Bersangkutan masalah ini, Syaikh Abdulah Azzam dalam buku Tarbiyah Jihadiyah membahas tentang hal ini, yaitu dalam bab minta izin untuk berjihad.
“Ibnu Rusdi berkata: Taat kepada imam yakni Amirul Mukminin atau khalifah, adalah wajib, meskipun dia bukan imam yang adil, meskipun ia adalah orang yang fasiq kecuali apabila memerintahkan untuk berbuat maksiat."
Termasuk di antara maksiat itu ialah: melarang seseorang berjihad yang telah menjadi fardhu’ain, mencegah seseorang berjihad yang telah menjadi fardhu’ain.
Para fuqoha telah menetapkan hukum bahwa haram melakukan perang tanpa izin imam kecuali dalam tiga keadaan.
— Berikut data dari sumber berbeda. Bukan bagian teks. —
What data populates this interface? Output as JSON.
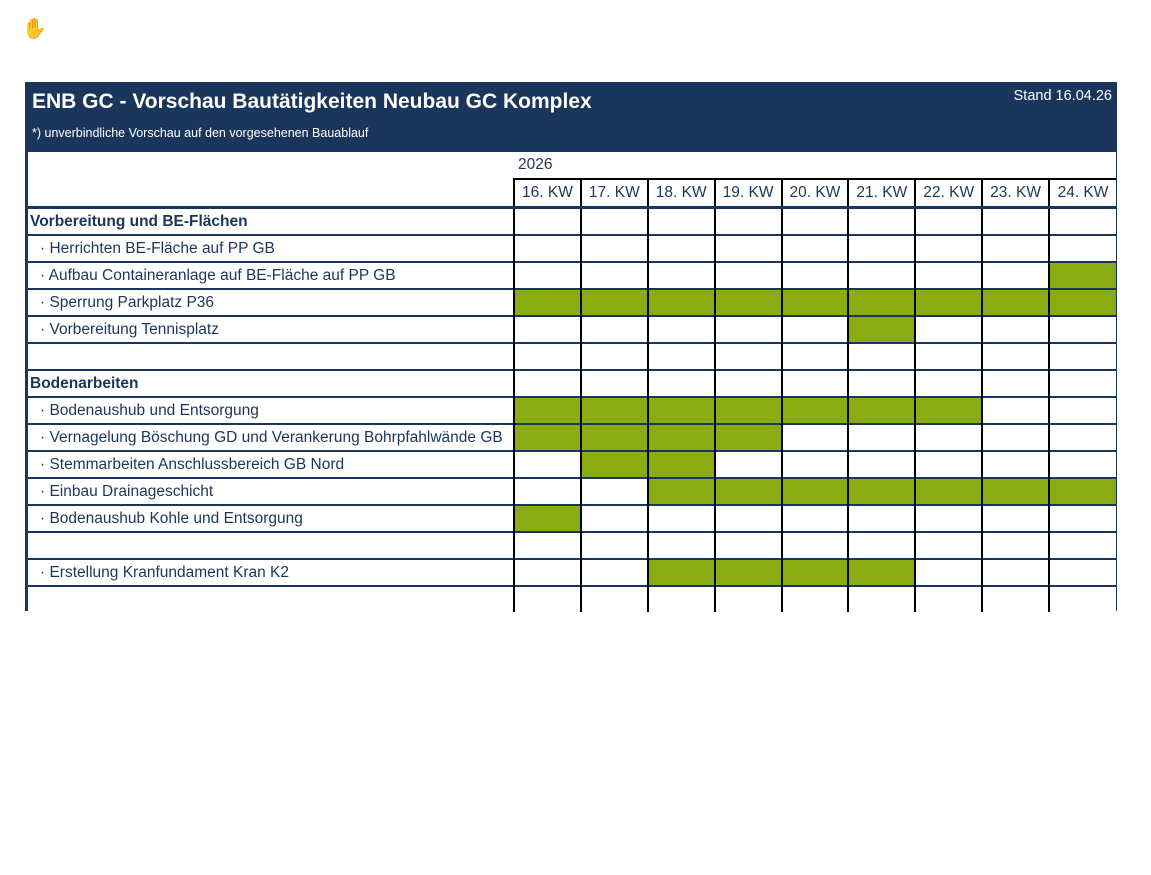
{
  "header": {
    "title": "ENB GC - Vorschau Bautätigkeiten Neubau GC Komplex",
    "subtitle": "*) unverbindliche Vorschau auf den vorgesehenen Bauablauf",
    "stand": "Stand 16.04.26"
  },
  "year": "2026",
  "weeks": [
    "16. KW",
    "17. KW",
    "18. KW",
    "19. KW",
    "20. KW",
    "21. KW",
    "22. KW",
    "23. KW",
    "24. KW"
  ],
  "colors": {
    "navy": "#1b365d",
    "active": "#8aac12"
  },
  "rows": [
    {
      "type": "section",
      "label": "Vorbereitung und BE-Flächen",
      "active": []
    },
    {
      "type": "task",
      "label": "· Herrichten BE-Fläche auf PP GB",
      "active": []
    },
    {
      "type": "task",
      "label": "· Aufbau Containeranlage auf BE-Fläche auf PP GB",
      "active": [
        "24. KW"
      ]
    },
    {
      "type": "task",
      "label": "· Sperrung Parkplatz P36",
      "active": [
        "16. KW",
        "17. KW",
        "18. KW",
        "19. KW",
        "20. KW",
        "21. KW",
        "22. KW",
        "23. KW",
        "24. KW"
      ]
    },
    {
      "type": "task",
      "label": "· Vorbereitung Tennisplatz",
      "active": [
        "21. KW"
      ]
    },
    {
      "type": "empty",
      "label": "",
      "active": []
    },
    {
      "type": "section",
      "label": "Bodenarbeiten",
      "active": []
    },
    {
      "type": "task",
      "label": "· Bodenaushub und Entsorgung",
      "active": [
        "16. KW",
        "17. KW",
        "18. KW",
        "19. KW",
        "20. KW",
        "21. KW",
        "22. KW"
      ]
    },
    {
      "type": "task",
      "label": "· Vernagelung Böschung GD und Verankerung Bohrpfahlwände GB",
      "active": [
        "16. KW",
        "17. KW",
        "18. KW",
        "19. KW"
      ]
    },
    {
      "type": "task",
      "label": "· Stemmarbeiten Anschlussbereich GB Nord",
      "active": [
        "17. KW",
        "18. KW"
      ]
    },
    {
      "type": "task",
      "label": "· Einbau Drainageschicht",
      "active": [
        "18. KW",
        "19. KW",
        "20. KW",
        "21. KW",
        "22. KW",
        "23. KW",
        "24. KW"
      ]
    },
    {
      "type": "task",
      "label": "· Bodenaushub Kohle und Entsorgung",
      "active": [
        "16. KW"
      ]
    },
    {
      "type": "empty",
      "label": "",
      "active": []
    },
    {
      "type": "task",
      "label": "· Erstellung Kranfundament Kran K2",
      "active": [
        "18. KW",
        "19. KW",
        "20. KW",
        "21. KW"
      ]
    },
    {
      "type": "empty",
      "label": "",
      "active": []
    }
  ]
}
Ar Ramli (golongan Asy Syafiiyyah) berkata: “Makruh berperang tanpa izin imam,” adapun golongan Hanifiyah dan Hanbaliyah berpendapat: “Haram berperang tanpa izin imam kecuali tiga keadaan:
1. Jika imam menghapuskan jihad, seperti yang terjadi di negeri-negeri arab dan negeri yang mayoritas penduduknya Muslim. Jihad merupakan hal yang terlarang. Pemimpin seperti itu tidak perlu ditaati, taruhlah misalnya dia Amirul Mukminin. Dan jika mereka bukan Amirul Mukminin maka mereka adalah penguasa thogut.
2. Imam mengesampingkan perizinan bagi maslahat yang dimaksudkan yakni jihad yang telah menjadi fardhu’ain.
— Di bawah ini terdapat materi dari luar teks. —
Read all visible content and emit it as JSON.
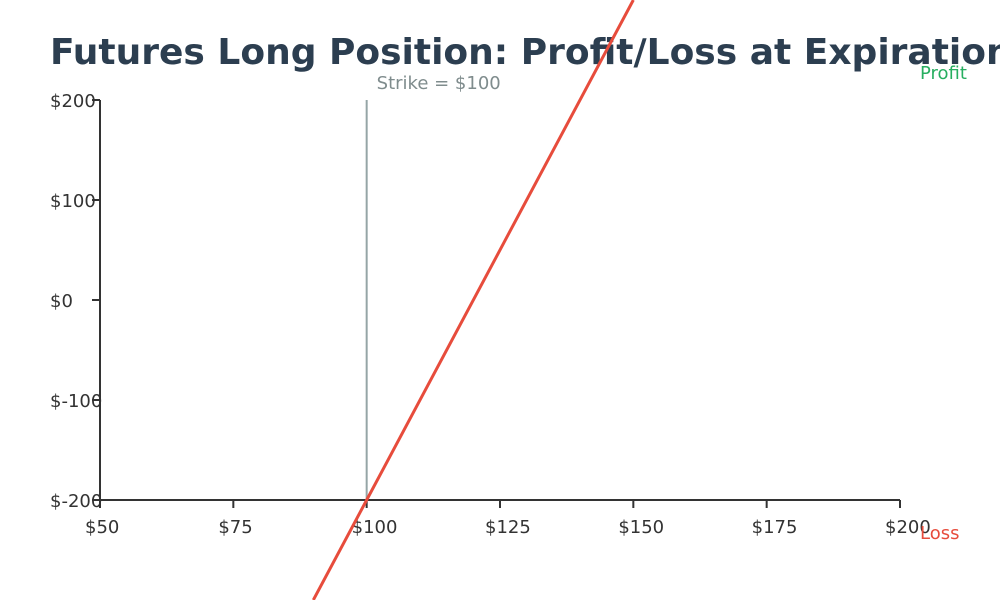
{
  "chart_data": {
    "type": "line",
    "title": "Futures Long Position: Profit/Loss at Expiration",
    "xlabel": "",
    "ylabel": "",
    "xlim": [
      50,
      200
    ],
    "ylim": [
      -200,
      200
    ],
    "x_ticks": [
      50,
      75,
      100,
      125,
      150,
      175,
      200
    ],
    "x_tick_labels": [
      "$50",
      "$75",
      "$100",
      "$125",
      "$150",
      "$175",
      "$200"
    ],
    "y_ticks": [
      200,
      100,
      0,
      -100,
      -200
    ],
    "y_tick_labels": [
      "$200",
      "$100",
      "$0",
      "$-100",
      "$-200"
    ],
    "grid": false,
    "series": [
      {
        "color": "#e74c3c",
        "x": [
          90,
          100,
          150
        ],
        "y": [
          -300,
          -200,
          300
        ]
      }
    ],
    "vline": {
      "x": 100,
      "label": "Strike = $100",
      "color": "#95a5a6"
    },
    "annotations": {
      "profit": "Profit",
      "loss": "Loss"
    },
    "colors": {
      "title": "#2c3e50",
      "axis": "#333333",
      "profit": "#27ae60",
      "loss": "#e74c3c",
      "strike_label": "#7f8c8d"
    }
  }
}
3. Timbul dugaan kuat pada dirimu bahwa imam tidak akan mengizinkan.
Dalam tiga keadaan ini, maka berperang tanpa izin imam tidak makruh hukumnya. Jihad tidak akan dapat dihentikan oleh seorang meski dia Amirul Mukminin, khususnya jika jihad telah menjadi fardhu’ain.
Berangkat dari sini, musuh-musuh Allah mengetahui bagaimana cara memburukan citra aqidah jihad dalam benak orang. Mereka memojokan kaum Muslimin dengan kata-kata berbisa seperti: teroris, biadab, pedang dan darah, kanibal, dan kata-kata lain yang menyakitkan telinga dan membuat bulu kuduk berdiri. Setelah itu mereka bertanya: Di mana kedamaian? Di mana letak rahmat? Di mana letak kasih sayang? Kata-kata inilah yang dilontarkan orang-orang Inggris terhadap kaum Muslimin.”
Demikian jawaban Syaikh Abdullah Azzam ketika jhad telah menjadi fardhu'ain. Maka tak perlu minta izin kepada Amirul Mukminin bila mereka menghalanginya. [protonema/voa-islam.com]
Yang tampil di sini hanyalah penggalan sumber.